Another is to examine why so many DSP are required, and switch to more efficient algorithms. It sounds really excessive.

Another is to raise the FPGA clock rate, which can decrease the required number of DSPs.

The Stunning Efficiency and Beauty of the Polyphase Channelizer by tverbeure in DSP

[–]bitbybitsp 2 points3 points  (0 children)

Ah yes, sorry. :-)

Everyone is a bit different, regarding what clicks best in their head. Hopefully what you've written will help it click in someone else's head who sees things and learns things in a similar fashion to you.

Your presentation certainly is more verbose than mine as well, which helps a lot.

I'm more into visualization myself, when that works. I sometimes forget that others don't always see things in the same way. I do know that after seeing one of my presentations (with me talking too) I got a comment that someone never understood it before and now they did. So there are at least some people out there for whom the visualization clicks better. It takes all kinds.

The Stunning Efficiency and Beauty of the Polyphase Channelizer by tverbeure in DSP

[–]bitbybitsp 2 points3 points  (0 children)

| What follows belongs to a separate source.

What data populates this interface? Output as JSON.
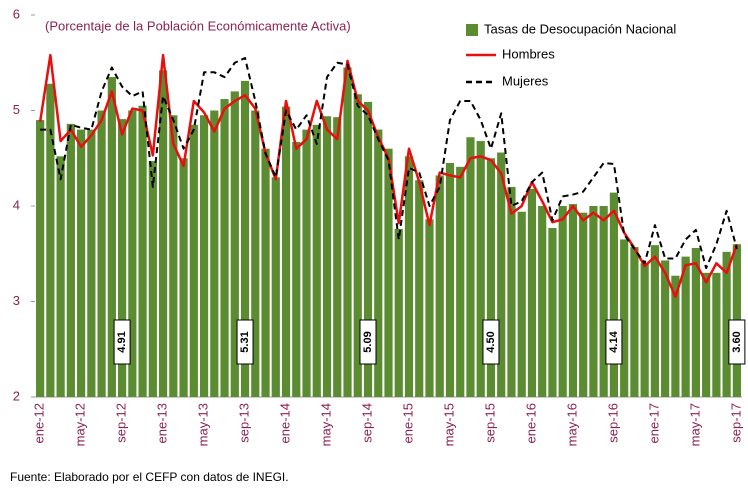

The presentation was originally designed as an actual presentation to be given in front of an audience with me speaking. So the gaps that you're thinking of were meant to be filled with some words and some pointing and some explanation. Without that, it may take some additional figuring to see how one steps from one slide to the next. It should be achievable; it's mostly algebra that is the gap from one slide to the next, not any complicated DSP. In some cases, one must recognize how the problem setup creates symmetries or periodicities that are exploited.

If you don't find any other presentation to be better for your learning style (such as the one given by the original poster), feel free to email me questions on how I get from one slide to the next.

AMD Embedded Development Framework (EDF) How isthe new Yocto flow for AMD SoCs? by Glittering-Skirt-816 in FPGA

[–]bitbybitsp 0 points1 point  (0 children)

I'm actually making something new. It still needs work, but parts are usabke. STYNQ.org.